Part 1: Processing the List
Apply the options in this order:
- Filter empty/falsy strings out first (always)
- Sort alphabetically if
sorted: true - Deduplicate if
unique: true
These are all straightforward array operations.
Part 2: Formatting the Sentence
The key insight is that length splits the array into two parts:
- First part — the names to show, joined by
", " - Second part — either the last name, or
"X other(s)"iflengthis active
['Bob', 'Ben', 'Tim', 'Jane', 'John']
└── first part: 'Bob, Ben, Tim' ──┘ └── second part: '2 others'
Use " and " to connect the two parts.
The Code
const SEPARATOR = ', ';
const OTHERS_SEPARATOR = ' and ';
const OTHERS_LABEL = 'other';
export default function listFormat(itemsParam, options = {}) {
// Step 1: Remove empty/falsy strings
let items = itemsParam.filter((item) => !!item);
// Early exits for trivial cases
if (items.length === 0) return '';
if (items.length === 1) return items[0];
// Step 2: Sort alphabetically if requested
if (options.sorted) {
items.sort();
}
// Step 3: Remove duplicates if requested
if (options.unique) {
items = Array.from(new Set(items));
}
// Step 4a: If `length` is valid and cuts the list short...
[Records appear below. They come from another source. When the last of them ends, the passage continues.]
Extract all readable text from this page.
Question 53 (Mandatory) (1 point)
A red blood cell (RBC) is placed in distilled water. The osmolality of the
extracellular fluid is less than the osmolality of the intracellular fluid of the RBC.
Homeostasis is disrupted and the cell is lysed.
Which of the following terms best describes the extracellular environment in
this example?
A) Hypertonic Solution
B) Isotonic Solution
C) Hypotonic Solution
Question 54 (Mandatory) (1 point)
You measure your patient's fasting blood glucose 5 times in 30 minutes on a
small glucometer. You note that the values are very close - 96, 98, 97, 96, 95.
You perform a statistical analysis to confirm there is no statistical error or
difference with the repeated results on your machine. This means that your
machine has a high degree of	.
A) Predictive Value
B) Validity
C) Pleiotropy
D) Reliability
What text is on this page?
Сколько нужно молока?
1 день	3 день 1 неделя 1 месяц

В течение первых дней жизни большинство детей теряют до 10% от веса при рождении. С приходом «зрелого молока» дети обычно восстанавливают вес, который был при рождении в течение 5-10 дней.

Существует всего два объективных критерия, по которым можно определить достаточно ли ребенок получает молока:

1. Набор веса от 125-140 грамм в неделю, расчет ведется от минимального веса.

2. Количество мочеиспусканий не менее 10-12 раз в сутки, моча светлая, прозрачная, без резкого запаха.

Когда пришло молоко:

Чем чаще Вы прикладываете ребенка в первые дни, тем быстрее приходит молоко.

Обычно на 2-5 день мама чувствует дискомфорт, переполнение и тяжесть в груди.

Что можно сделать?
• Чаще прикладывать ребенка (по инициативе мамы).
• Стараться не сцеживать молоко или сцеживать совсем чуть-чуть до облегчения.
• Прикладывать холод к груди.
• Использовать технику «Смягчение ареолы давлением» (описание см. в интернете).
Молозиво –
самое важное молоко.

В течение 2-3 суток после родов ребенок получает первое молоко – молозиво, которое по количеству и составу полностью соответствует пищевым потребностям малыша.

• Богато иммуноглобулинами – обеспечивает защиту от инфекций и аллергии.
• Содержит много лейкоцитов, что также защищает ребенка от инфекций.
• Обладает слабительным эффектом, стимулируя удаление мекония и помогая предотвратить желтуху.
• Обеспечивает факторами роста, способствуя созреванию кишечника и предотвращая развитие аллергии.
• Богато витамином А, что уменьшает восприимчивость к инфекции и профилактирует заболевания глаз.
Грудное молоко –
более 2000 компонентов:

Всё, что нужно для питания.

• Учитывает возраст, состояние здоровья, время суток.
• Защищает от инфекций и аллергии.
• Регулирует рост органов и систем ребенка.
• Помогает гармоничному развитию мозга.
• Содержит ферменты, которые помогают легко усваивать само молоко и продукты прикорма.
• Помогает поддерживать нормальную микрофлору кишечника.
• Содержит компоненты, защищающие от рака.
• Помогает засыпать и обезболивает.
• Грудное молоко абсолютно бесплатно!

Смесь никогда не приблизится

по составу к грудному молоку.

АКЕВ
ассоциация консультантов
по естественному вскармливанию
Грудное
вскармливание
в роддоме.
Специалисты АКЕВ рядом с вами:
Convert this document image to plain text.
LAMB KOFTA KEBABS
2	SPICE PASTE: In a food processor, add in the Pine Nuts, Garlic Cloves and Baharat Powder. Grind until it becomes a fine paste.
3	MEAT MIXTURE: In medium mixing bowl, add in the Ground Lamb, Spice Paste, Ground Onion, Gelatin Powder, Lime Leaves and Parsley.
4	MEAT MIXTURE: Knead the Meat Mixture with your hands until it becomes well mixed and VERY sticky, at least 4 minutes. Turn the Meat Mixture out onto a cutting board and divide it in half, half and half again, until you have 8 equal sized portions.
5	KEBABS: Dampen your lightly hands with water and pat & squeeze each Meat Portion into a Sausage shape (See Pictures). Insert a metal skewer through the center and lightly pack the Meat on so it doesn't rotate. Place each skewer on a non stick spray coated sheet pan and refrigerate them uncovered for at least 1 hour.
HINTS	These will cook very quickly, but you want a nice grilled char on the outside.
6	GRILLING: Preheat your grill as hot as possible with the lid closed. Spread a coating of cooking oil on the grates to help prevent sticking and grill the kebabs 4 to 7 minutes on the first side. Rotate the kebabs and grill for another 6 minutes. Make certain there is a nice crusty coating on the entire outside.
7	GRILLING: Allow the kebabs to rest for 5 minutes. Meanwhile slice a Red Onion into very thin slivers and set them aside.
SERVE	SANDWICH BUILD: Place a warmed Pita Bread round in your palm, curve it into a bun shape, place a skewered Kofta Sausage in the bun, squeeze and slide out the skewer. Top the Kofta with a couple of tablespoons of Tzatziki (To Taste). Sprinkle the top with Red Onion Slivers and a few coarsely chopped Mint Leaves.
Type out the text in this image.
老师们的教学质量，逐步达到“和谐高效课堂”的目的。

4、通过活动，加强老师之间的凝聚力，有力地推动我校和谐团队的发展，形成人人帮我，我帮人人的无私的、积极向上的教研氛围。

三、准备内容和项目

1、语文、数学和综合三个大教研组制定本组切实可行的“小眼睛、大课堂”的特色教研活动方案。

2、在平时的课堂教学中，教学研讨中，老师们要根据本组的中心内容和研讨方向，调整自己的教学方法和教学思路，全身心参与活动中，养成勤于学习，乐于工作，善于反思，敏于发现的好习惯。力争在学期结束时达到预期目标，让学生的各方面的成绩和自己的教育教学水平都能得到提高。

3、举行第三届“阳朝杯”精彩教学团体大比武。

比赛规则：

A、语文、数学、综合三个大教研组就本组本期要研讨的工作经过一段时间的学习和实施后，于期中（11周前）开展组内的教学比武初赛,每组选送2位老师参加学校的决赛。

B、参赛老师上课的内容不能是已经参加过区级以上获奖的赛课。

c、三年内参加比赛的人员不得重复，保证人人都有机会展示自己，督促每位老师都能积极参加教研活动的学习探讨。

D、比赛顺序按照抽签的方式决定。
if (options.length > 0 && options.length < items.length) {
const shown = items.slice(0, options.length).join(SEPARATOR);
const count = items.length - options.length;
const label = count + ' ' + OTHERS_LABEL + (count > 1 ? 's' : '');
return shown + OTHERS_SEPARATOR + label;
}
// Step 4b: No `length` limit — show everything
const allButLast = items.slice(0, -1).join(SEPARATOR);
const last = items[items.length - 1];
return allButLast + OTHERS_SEPARATOR + last;
}
Key Details to Get Right
| Edge case | How it’s handled |
|---|---|
| Empty strings in input | Filtered out with .filter(Boolean) |
length: 0 or negative |
Treated as if length wasn’t given |
| Exactly 1 item hidden | "1 other" (no “s”) |
| 2+ items hidden | "2 others", "3 others", etc. |
| Single item in list | Returned directly, no joining needed |
Worth Knowing
This solution hardcodes English separators ("," and "and"). The real Intl.ListFormat API handles this properly — it adapts separators based on the user’s locale, so "and" might become "y" in Spanish, for example. For any real production use, you’d want to either use Intl.ListFormat directly, or accept the separators as configurable options rather than hardcoding them.